3 court.” Specifically, the Pengs assert they learned for the first time that their mortgage had been sold to Freddie Mac after the demurrer had been sustained, and after they filed their notice of appeal. Because they now know Chase did not own the Pengs’ mortgage at the time of the foreclosure proceedings, they seek to amend their complaint to state that Chase lacked standing to foreclose on the property and the foreclosure sale was void.

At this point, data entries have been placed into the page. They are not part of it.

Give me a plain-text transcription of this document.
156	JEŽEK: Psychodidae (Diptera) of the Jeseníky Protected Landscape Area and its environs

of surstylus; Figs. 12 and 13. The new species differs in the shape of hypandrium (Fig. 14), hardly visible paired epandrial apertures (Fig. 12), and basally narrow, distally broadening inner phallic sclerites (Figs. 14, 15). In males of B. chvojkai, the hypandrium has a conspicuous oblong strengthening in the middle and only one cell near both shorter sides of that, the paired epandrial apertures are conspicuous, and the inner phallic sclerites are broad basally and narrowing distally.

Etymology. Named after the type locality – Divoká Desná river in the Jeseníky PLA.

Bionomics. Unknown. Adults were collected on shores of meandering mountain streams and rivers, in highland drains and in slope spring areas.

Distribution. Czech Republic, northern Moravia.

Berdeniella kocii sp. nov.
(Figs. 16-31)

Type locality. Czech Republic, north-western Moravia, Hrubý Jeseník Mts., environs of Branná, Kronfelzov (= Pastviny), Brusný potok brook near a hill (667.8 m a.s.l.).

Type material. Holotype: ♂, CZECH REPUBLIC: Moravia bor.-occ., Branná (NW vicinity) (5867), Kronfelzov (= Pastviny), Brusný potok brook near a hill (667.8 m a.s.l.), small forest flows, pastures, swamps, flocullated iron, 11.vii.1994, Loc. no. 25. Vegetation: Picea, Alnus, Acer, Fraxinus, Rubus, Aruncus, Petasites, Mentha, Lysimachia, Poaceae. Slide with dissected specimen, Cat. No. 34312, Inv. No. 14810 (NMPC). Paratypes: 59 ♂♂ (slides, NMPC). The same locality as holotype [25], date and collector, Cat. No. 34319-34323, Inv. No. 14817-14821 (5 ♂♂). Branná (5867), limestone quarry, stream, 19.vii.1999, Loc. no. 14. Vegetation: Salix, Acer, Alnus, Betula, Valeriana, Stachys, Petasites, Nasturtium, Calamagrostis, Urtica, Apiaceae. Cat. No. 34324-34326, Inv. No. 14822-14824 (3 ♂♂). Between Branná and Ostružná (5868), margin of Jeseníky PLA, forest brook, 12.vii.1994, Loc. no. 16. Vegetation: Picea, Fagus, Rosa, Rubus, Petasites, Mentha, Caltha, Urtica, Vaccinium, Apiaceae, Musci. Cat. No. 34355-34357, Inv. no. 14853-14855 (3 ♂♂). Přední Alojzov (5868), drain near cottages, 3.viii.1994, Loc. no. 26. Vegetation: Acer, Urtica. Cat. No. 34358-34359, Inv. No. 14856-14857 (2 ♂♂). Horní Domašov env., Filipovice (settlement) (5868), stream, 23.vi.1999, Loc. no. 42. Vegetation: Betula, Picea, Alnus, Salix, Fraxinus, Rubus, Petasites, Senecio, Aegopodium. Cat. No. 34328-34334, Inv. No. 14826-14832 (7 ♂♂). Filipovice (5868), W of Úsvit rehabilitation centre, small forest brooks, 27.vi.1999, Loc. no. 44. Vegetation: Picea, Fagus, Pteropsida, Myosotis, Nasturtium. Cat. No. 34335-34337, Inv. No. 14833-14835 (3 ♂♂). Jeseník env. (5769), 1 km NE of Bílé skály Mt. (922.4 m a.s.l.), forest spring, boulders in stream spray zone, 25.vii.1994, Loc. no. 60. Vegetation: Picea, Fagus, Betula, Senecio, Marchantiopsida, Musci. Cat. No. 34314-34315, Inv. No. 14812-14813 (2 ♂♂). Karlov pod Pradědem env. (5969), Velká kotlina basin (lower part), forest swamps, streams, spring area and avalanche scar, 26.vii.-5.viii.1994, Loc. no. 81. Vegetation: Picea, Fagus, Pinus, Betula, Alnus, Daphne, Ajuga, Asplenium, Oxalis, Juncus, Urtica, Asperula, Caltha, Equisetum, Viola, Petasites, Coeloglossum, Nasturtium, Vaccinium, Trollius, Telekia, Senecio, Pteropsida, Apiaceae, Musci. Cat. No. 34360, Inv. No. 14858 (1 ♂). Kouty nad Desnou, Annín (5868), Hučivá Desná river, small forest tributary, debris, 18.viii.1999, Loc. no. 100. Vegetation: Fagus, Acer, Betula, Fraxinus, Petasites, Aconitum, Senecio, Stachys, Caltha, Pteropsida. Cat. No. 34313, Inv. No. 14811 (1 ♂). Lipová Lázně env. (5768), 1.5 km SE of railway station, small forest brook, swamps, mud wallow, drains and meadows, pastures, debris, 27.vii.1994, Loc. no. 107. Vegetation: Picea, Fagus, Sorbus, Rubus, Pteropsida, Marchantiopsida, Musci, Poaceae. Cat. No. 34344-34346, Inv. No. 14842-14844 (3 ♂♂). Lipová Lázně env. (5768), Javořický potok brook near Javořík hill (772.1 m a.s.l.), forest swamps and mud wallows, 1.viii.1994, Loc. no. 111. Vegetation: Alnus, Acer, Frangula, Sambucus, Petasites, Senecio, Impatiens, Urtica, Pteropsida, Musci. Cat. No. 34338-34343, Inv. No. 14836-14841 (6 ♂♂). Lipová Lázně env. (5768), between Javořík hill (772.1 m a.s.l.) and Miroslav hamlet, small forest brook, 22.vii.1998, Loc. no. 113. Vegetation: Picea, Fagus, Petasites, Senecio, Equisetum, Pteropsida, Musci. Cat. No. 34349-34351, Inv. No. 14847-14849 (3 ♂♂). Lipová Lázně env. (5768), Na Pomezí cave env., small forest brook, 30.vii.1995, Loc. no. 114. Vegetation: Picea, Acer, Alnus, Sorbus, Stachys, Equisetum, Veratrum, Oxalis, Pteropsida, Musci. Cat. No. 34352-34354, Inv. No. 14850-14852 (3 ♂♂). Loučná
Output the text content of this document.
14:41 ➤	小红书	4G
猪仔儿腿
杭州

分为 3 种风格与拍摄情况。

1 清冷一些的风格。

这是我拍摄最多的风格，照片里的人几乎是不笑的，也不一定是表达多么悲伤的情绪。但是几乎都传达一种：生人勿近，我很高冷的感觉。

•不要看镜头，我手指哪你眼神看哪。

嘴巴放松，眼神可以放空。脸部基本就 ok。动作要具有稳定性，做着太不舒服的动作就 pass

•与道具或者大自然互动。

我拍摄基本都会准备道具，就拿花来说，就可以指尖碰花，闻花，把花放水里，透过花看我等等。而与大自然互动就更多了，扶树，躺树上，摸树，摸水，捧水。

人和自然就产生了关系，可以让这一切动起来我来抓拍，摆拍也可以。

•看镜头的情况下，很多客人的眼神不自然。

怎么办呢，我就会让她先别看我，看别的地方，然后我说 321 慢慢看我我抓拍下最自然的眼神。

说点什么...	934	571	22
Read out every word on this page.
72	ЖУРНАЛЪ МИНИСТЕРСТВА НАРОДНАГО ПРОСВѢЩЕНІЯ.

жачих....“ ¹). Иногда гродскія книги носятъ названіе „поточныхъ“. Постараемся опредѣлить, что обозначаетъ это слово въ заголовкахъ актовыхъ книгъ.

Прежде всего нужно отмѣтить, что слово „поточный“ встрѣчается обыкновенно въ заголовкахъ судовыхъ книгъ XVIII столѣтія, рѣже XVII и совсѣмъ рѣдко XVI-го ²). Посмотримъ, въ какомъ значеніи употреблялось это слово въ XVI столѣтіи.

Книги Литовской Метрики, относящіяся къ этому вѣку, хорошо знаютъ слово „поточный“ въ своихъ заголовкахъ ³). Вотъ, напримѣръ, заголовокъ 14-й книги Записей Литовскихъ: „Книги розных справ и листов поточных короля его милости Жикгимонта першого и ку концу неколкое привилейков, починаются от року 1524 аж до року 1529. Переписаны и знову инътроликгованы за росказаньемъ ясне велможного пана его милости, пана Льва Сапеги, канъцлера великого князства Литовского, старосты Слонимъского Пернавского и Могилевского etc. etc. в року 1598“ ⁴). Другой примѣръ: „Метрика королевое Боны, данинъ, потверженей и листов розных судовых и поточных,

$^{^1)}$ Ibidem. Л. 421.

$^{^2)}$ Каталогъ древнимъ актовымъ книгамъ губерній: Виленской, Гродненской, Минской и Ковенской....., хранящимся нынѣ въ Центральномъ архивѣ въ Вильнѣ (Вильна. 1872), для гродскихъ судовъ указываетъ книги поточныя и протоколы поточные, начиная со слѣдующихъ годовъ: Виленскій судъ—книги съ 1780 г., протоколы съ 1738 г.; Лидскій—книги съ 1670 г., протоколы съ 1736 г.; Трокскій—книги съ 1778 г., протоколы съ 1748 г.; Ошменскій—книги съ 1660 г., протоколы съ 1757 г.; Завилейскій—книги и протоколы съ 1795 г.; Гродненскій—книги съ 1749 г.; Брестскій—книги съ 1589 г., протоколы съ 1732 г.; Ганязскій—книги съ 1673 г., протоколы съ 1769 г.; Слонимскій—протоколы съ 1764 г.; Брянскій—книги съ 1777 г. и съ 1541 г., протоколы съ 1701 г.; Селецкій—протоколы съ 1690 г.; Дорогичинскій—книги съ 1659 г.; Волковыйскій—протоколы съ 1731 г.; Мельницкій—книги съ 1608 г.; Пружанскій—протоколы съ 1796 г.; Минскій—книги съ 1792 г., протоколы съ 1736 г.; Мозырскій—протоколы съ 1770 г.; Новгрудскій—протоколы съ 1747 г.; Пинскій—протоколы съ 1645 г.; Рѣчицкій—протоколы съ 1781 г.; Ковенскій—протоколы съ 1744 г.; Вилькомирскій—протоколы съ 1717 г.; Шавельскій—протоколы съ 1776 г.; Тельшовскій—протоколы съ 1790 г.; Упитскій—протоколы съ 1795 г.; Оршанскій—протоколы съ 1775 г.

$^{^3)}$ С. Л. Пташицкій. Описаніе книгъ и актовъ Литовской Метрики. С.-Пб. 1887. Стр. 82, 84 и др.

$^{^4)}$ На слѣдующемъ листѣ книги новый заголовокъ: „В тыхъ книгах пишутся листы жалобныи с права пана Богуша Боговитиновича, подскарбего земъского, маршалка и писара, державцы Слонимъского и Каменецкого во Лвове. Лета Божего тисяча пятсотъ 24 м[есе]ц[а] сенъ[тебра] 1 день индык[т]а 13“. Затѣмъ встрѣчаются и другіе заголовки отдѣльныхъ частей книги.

According to the Pengs, only Freddie Mac “was vested with the ability to purchase the subject property by full credit bid at the nonjudicial foreclosure sale. [Citation.]” We review de novo a trial court’s decision to sustain a demurrer without leave to amend, exercising our independent judgment as to whether a cause of action has been stated as a matter of law and applying the abuse of discretion standard in reviewing the trial court’s denial of leave to amend. (Montclair Parkowners Assn. v. City of Montclair (1999) 76 Cal.App.4th 784, 790; Hernandez v. City of Pomona (1996) 49 Cal.App.4th 1492, 1497-1498.) If there is a reasonable possibility that a plaintiff can amend his complaint to cure the defects, leave to amend must be granted. The plaintiff, however, must show how the complaint can be amended to state a cause of action. (Goodman v. Kennedy (1976) 18 Cal.3d 335, 349.) A showing that the complaint can be amended to state a cause of action “need not be made in the trial court so long as it is made to the reviewing court.” (Careau & Co. v. Security Pacific Business Credit, Inc. (1990) 222 Cal.App.3d 1371, 1386; Nestle v. City of Santa Monica (1972) 6 Cal.3d 920, 939.) Further, Code of Civil Procedure section 472c, subdivision (a), provides: “When any court makes an order sustaining a demurrer without leave to amend the question as to whether or not such court abused its discretion in making such an order is open on appeal even though no request to amend such pleading was made.” Here, the Pengs have failed to demonstrate both how the trial court abused its discretion when it denied them leave to amend and how the proposed amendment to their complaint would resuscitate their claims against Chase or Freddie Mac. First, the proposed allegations are not newly discovered. In the initial complaint, the Pengs acknowledged that Chase may not be the holder of the note or the beneficiary under the deed of trust.